The essay continues in Part 2 and Part 3.

 

 

[1] Or “crapstraction” if you’re being kind of rude about it while simultaneously trying to come up with something punchy. This isn’t a label that one would apply if you were also to admit to liking some examples of the work under discussion.

[2] A term coined by Martin Mugar and subsequently introduced to mass appeal by Walter Robinson.

[3] I subscribe to a “many worlds” view of the art world as a way to simplify our understanding of something that is otherwise too complex to entertain. In short individual interactions overlap with geography and economies so that upon a microscopic view the connections and networks form webs that are too dense to separate, but upon pulling back to an extreme macro view the interactions separate into clusters of mass. How these clusters relate to influence and wealth, and just how shared they are is probably what is leading to a certain amount of critical disgust with painting overall.

[4] My favorite being Jason Farago’s review in the Guardian.

[5] Quoted from the wall text at the beginning of the exhibition.

[6] The reference to William Gibson seems more like trendy name dropping than anything else

[7] With that use swinging between stewardship and strip-mining.

[8] A wide-eyed and well groomed protagonist fresh out of art school with his MFA if ever there was one.

[9] You just have to look out for the giant killer robots, which we’ll discuss in part three.

[10] And presumably continuing the modernist drive towards some sort of purity.

[11] A value that nevertheless seems to be widely mourned in the reviews of the exhibition. See Peter Schjeldal in the New Yorker, among others.

[12] If not advertised as loudly as possible.

[13] In technical parlance, these circumstances aren’t a bug, they’re a feature.

[14] Taking the red pill as it were.

[15] I take my historical cues from Danto, and put the emergence of Postmodernism with Warhol’s Brillo boxes.

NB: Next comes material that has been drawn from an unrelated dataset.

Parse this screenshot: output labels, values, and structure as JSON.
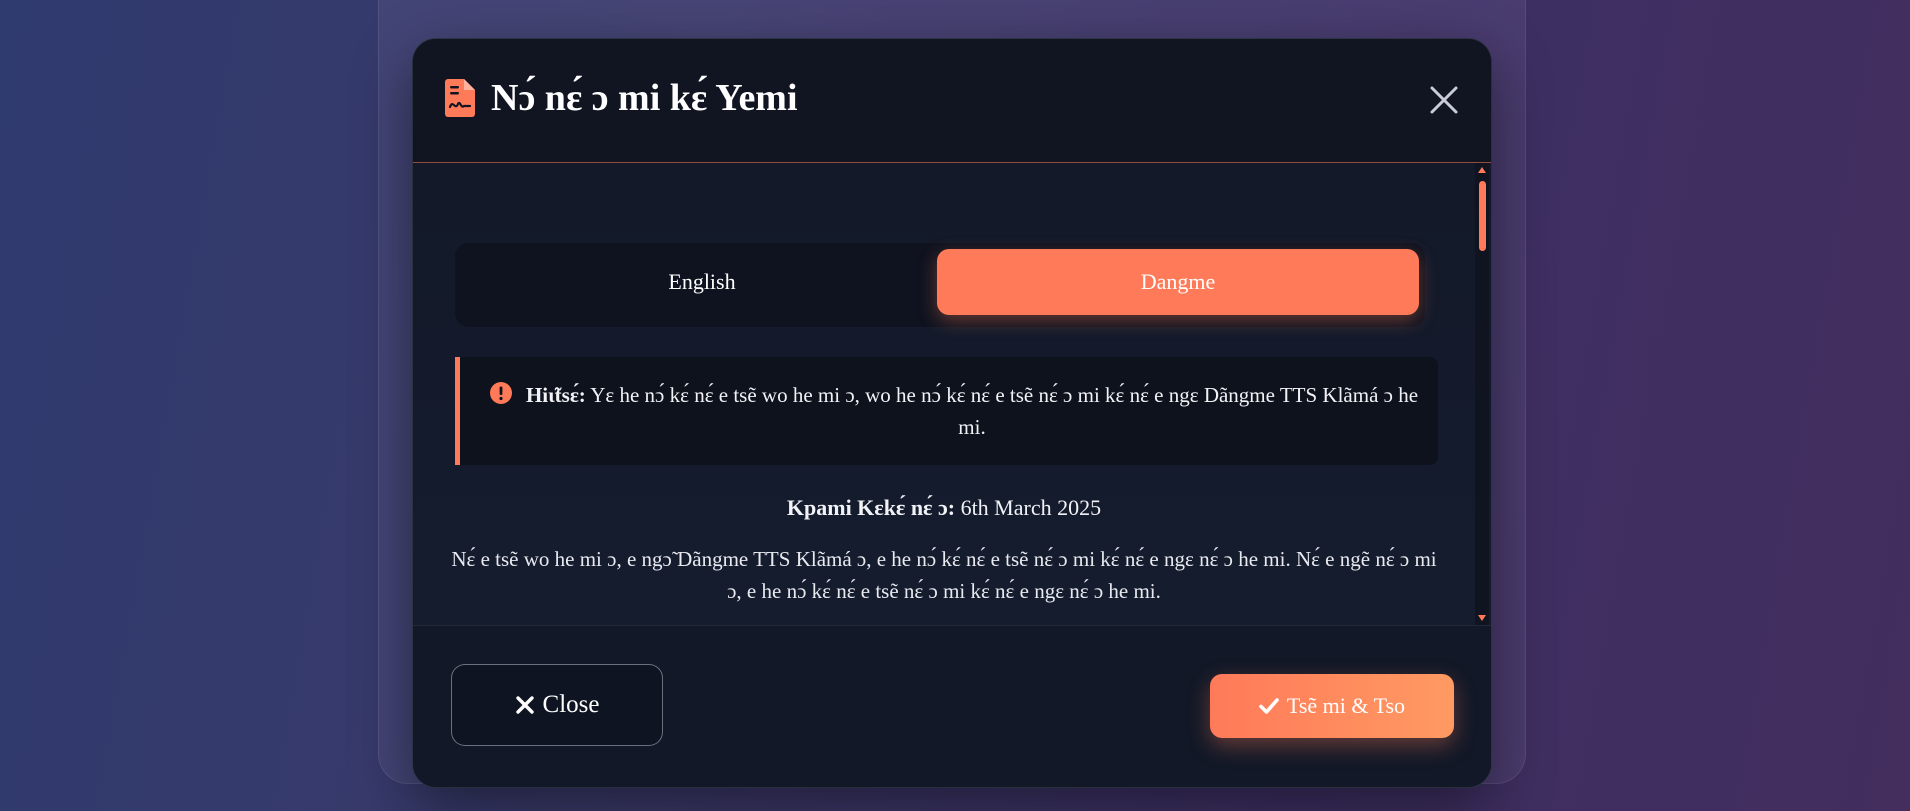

[16] An image of the painting can be shared easily enough, but it is different from an actual painting; the materials must still be reckoned with in a way that is not required to simply print a digital file.

[17] The specter of the monetary advantage that rides on the definition remains sobering; the economic implications of tearing down boundary walls and opening up art’s discourse is the ground that will pit the upper reaches of the art market against it’s broader population.